Lucie Rosenfeldová
Restlessness of Property

 
 

Date: 13.06.2017 — 09.07.2017

It is always a long journey across the ocean. One can travel the boundless water area for days without any change on the horizon. An objective distance between geographic points on two different continents does not change with shifting political events. Some things do gradually change though. There are changes, that had enabled us to be close with those who live on another continent. We can visit each other frequently, see each other on screens, share our experiences immediately.

So it seems the distance had been bereft of its cogency. As if the opposition of proximity and distance pertains to the old world where the order is that of the land – a terran order. Such an order was to a large extent related to a strong connection with a particular place. History, family affiliation and one’s own identity often relates to it. But what does happen to one’s identity should he/she loose this rootage?

The centerpiece of Lucie Rosenfeldová’s video is a field owned by her aunt. The story of the land is linked closely with aunt’s emigration to the USA in the eighties. It meant not only to abandon her country but also to forfeit all property that has been confiscated after her departure. After the death of aunt’s father the inherited field had become both symbolic and objective property that connected her with the place she had been separated from for many years.

Lucie Rosenfeldová has decided for her video to explore the different forms of an ownership and identities formed by relationship with a location. The disputes that arose between the author and her relative stem from, among other things, different experiences from various periods and different means by which one can relate to the ownership of a land. Rosenfeldová bought a data package from the Czech Cadastral Office, that showed basic parameters and rough character of the landscape based on measured height points. The data cloud is formed into a sort of a map that corresponds to the original landscape scan taken from an aircraft. It is possible to recognize the basic plasticity of the surface in the 3D model. The details such as flora and architecture are distorted and thus the relief associates an imaginary landscape rather than exact model. Two geographic moments meet in this graphic form and through them we can observe the relationship the main protagonist has with the private ownership of a location. The first is a part of a town she had lived in before the emigration and the second is the field that her aunt recently acquired by the means of heirship.

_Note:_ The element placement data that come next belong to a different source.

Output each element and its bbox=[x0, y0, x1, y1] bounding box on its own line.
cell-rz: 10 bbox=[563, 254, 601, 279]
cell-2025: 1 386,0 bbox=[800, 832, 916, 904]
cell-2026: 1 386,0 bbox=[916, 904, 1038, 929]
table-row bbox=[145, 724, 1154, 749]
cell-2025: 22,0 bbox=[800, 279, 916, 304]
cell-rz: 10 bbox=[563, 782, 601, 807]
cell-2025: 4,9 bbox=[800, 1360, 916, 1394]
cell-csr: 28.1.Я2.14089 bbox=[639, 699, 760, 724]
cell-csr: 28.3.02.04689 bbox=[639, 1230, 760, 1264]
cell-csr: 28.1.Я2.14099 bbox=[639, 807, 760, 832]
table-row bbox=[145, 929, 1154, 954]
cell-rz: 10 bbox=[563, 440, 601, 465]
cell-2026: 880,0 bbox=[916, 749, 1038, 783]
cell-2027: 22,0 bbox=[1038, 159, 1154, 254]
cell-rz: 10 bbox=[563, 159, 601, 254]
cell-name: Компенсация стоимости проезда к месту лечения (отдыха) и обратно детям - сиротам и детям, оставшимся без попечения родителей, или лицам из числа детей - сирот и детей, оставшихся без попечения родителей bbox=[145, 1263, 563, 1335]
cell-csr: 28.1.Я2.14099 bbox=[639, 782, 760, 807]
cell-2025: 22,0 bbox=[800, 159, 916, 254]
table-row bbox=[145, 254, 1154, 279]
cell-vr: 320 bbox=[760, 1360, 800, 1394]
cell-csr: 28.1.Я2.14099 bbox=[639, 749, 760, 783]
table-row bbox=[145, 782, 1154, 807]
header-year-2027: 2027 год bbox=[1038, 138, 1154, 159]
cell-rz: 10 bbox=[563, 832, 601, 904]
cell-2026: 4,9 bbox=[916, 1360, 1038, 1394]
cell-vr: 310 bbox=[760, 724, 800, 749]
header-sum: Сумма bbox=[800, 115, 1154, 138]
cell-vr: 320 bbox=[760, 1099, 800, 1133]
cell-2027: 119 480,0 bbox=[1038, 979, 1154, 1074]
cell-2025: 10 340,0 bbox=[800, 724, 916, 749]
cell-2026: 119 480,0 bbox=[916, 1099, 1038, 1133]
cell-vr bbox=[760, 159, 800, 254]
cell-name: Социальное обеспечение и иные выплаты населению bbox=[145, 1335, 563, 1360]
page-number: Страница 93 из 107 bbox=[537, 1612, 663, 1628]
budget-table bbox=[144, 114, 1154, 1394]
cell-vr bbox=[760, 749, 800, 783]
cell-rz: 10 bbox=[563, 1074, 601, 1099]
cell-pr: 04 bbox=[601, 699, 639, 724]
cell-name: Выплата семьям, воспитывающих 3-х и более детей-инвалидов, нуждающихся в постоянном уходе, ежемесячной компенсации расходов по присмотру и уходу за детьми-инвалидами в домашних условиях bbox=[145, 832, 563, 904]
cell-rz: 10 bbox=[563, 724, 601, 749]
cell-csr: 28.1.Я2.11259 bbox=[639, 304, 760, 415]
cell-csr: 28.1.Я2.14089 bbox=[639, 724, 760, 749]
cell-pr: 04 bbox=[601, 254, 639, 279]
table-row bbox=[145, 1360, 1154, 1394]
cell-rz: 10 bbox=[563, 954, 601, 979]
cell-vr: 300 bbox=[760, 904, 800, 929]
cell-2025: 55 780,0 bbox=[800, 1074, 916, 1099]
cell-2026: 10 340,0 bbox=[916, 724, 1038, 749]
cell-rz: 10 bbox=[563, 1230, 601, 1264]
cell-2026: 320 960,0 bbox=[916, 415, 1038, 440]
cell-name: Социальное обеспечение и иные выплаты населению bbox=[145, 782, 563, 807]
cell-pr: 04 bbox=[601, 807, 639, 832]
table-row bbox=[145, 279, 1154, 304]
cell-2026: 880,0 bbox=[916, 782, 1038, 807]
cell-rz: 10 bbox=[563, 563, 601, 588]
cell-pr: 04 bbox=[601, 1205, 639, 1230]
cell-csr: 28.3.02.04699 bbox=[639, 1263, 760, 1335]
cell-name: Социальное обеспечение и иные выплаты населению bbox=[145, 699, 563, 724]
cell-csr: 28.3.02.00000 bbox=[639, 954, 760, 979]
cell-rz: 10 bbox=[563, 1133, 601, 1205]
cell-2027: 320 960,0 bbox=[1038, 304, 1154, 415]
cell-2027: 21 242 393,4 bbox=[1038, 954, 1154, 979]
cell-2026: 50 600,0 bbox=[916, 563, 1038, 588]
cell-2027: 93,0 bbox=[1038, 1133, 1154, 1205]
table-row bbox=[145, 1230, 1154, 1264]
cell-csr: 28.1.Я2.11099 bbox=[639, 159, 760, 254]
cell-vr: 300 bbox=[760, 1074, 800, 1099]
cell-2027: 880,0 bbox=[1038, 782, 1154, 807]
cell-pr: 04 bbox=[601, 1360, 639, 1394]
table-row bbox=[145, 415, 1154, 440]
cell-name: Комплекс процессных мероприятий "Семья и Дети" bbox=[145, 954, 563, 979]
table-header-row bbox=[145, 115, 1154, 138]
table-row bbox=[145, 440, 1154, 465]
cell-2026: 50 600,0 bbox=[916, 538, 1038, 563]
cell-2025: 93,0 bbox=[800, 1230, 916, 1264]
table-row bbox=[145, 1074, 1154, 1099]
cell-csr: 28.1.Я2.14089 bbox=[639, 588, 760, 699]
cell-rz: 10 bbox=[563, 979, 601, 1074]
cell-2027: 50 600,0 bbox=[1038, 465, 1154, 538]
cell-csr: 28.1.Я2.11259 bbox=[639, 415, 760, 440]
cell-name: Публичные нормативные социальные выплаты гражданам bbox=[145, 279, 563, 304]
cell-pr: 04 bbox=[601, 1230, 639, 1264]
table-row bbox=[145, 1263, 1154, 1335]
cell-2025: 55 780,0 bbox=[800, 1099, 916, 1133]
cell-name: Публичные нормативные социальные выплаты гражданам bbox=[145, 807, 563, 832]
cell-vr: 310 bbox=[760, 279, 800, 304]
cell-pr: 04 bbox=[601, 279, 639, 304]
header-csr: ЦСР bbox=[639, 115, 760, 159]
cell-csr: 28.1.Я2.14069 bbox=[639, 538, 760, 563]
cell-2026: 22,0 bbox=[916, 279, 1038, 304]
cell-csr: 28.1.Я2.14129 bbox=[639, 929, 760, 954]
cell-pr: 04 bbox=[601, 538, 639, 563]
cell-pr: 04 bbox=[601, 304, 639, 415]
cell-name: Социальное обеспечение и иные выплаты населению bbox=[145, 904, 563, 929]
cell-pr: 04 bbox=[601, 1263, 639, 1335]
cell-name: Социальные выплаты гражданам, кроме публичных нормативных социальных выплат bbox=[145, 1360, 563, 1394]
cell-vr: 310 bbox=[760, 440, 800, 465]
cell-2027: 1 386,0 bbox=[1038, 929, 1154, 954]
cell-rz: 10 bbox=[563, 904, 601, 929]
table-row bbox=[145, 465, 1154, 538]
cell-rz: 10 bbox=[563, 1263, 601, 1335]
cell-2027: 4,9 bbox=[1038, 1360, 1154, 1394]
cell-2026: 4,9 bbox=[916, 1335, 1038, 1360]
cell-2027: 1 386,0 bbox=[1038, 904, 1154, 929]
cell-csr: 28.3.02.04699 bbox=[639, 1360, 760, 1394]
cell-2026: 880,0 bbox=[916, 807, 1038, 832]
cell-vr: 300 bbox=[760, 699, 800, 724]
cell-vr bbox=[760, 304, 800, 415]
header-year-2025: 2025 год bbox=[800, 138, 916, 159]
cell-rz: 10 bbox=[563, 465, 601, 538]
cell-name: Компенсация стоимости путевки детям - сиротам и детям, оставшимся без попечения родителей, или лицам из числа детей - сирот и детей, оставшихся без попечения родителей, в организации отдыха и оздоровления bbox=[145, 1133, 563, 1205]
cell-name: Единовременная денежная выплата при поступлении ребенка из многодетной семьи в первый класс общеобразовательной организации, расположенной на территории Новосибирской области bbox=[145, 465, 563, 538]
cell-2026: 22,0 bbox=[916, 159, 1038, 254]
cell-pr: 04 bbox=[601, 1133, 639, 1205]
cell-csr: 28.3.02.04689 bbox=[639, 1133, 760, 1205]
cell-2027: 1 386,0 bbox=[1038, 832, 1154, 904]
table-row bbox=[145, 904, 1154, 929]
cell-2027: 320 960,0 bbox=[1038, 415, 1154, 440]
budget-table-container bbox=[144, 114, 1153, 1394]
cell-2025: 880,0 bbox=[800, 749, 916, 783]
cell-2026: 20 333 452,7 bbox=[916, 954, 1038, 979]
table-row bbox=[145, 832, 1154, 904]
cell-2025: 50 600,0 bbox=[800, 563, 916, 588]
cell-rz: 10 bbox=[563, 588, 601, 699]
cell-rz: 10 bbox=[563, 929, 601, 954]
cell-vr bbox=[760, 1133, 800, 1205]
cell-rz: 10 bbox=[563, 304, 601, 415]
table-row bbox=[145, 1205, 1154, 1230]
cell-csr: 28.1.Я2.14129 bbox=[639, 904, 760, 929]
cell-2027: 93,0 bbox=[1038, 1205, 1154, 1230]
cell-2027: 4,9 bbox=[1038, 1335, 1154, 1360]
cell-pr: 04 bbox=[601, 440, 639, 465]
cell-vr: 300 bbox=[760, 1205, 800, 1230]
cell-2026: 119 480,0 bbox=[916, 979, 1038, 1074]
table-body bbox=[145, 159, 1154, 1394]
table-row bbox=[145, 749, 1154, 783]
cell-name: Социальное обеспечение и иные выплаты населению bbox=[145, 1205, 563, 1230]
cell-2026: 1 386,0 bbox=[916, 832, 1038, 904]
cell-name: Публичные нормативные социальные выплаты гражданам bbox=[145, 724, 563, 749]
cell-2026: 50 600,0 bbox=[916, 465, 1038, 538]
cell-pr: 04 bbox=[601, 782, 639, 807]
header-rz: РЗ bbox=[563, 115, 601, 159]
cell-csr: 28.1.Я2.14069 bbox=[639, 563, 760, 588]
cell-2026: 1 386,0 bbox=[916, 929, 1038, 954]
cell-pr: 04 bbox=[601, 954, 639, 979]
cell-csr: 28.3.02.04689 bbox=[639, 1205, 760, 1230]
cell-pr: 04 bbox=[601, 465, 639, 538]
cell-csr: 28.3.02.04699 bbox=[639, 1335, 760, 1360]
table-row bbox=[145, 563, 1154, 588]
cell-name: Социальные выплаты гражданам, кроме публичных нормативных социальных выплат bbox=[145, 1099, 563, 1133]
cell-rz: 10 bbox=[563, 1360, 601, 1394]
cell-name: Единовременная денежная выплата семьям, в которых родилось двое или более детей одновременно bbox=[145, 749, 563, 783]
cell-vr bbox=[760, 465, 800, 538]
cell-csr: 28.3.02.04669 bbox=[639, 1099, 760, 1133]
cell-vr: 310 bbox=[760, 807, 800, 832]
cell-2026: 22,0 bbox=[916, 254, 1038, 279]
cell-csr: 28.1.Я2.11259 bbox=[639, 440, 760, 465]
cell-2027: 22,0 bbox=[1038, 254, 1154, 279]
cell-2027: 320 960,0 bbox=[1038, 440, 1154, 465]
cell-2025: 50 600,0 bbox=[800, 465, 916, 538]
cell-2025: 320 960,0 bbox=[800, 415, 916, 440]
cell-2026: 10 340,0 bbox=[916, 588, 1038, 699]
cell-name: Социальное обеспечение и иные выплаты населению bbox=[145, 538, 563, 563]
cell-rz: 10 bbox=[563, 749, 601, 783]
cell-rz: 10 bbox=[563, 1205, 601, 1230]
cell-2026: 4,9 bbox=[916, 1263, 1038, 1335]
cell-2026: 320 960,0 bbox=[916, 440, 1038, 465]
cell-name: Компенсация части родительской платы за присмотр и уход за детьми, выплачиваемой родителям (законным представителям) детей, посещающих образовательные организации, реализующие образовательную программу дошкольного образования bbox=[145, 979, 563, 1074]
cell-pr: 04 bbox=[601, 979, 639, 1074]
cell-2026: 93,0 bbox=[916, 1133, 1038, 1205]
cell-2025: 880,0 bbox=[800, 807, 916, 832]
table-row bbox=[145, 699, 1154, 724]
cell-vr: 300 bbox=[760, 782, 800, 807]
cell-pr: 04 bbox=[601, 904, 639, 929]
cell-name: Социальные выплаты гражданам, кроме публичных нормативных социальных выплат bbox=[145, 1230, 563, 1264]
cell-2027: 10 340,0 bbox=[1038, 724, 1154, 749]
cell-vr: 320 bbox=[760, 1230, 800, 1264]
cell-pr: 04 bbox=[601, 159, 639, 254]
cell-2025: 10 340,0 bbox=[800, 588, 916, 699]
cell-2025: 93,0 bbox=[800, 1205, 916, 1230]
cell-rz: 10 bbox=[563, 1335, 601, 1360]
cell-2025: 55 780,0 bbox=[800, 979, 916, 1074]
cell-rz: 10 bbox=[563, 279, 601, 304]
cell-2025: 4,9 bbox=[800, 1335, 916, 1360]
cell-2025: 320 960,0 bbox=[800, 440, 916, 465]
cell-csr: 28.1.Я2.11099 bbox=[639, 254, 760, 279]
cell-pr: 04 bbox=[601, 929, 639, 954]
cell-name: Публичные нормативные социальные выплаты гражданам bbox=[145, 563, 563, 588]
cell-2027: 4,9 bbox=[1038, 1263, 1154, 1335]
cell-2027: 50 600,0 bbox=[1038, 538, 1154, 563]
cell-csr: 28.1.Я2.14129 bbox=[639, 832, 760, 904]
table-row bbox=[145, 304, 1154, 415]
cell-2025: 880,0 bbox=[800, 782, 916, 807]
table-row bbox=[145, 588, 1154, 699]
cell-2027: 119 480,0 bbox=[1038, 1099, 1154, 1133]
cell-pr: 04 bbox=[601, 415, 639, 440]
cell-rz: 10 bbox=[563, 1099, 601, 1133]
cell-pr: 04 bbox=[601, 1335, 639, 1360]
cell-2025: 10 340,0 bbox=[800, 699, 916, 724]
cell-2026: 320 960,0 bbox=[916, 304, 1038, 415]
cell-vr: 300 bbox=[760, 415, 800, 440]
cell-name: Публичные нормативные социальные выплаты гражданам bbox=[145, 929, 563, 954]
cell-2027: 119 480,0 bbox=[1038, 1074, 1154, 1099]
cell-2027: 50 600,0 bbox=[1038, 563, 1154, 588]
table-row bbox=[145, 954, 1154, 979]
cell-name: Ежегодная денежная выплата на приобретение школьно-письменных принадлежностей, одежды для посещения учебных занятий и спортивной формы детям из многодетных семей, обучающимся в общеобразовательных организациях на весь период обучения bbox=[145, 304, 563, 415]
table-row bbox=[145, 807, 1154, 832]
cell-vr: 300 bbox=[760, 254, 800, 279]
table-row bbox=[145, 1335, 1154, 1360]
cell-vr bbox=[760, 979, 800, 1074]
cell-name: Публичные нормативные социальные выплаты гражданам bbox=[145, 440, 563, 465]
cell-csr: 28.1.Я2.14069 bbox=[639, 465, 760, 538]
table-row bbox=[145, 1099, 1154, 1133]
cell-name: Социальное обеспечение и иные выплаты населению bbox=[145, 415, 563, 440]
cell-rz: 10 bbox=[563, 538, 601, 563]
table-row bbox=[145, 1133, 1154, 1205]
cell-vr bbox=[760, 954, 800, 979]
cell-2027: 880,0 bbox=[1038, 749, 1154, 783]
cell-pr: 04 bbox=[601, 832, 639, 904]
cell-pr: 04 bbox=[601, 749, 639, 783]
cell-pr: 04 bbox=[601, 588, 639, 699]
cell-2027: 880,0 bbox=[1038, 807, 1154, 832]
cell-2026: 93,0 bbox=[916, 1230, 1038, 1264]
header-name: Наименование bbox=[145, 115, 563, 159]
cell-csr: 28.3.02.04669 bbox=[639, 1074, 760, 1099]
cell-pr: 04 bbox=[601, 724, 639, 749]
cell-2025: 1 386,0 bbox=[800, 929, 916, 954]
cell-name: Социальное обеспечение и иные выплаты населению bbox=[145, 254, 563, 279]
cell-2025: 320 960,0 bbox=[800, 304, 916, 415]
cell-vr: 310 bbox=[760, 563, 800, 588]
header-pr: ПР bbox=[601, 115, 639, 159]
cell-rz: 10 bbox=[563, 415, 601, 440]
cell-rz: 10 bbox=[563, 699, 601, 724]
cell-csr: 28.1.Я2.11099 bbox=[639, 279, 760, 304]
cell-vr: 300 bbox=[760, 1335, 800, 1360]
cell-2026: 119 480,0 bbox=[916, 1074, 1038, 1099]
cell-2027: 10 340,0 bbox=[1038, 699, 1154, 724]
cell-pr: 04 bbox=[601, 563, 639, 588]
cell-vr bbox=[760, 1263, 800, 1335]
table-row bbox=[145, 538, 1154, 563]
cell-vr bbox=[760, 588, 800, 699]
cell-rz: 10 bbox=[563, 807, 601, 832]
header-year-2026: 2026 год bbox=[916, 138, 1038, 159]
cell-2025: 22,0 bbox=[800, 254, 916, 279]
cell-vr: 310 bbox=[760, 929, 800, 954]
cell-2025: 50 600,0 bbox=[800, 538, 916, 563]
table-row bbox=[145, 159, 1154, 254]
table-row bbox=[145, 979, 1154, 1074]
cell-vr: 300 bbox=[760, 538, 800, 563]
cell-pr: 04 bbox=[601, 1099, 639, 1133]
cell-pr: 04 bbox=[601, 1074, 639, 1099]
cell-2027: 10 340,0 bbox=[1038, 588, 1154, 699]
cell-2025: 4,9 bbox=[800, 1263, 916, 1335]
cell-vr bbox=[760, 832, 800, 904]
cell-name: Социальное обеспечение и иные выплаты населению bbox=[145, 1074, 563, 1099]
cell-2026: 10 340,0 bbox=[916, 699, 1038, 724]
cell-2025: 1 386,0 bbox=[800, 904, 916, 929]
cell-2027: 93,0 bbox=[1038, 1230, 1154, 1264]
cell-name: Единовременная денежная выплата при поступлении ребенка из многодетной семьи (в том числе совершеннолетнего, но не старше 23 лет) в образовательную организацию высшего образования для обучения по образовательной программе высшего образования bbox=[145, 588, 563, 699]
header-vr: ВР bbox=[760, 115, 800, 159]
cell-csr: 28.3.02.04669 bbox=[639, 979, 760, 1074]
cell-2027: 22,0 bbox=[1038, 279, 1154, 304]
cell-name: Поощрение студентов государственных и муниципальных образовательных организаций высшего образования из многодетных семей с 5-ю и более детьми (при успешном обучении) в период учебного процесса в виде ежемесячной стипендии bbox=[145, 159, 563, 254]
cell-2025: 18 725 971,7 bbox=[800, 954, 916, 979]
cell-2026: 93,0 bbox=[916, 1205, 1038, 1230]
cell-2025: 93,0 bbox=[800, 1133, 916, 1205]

Although the video does work with documentary elements, in the end it does not tell so much about the figure of the aunt and her wish for a land ownership. It is rather an audiovisual interpretation of such a desire. Lucie Rosenfeldová grasps this desire anew by the rules of digital order, that takes the individual away from the material world to cluster data operations – a cloud. On the occasion of a new interpretation, the old model of ownership is reevaluated. Terran order, however, returns to its contemporaneousness in its inexperience and legitimizes the desire for a private ownership. In the interviews with the aunt, the author reveals paradoxes of the present, where the old order is being applied along with the new one. Looking at the digital revolution, one can not forget that the body is increasingly attracted by the gravity of the terran order. The “sensual” camera shots, seen in the film, that trace the shaky motion of the cameraman can be perceived in such a way.

We can not forget the place of identification that is directly connected with the real soil and believe in the vision of the digital interface, in which there seem to be no such power relations as are taking place in matters of corporeal property. On the contrary, the issue of terran order belongs to one of Lucie Rosenfeldová’s main reports. Since the ocean is also merely pretending its non-hierarchical face. In fact, the ocean is also subject to ownership and policy rules, as is the case of land.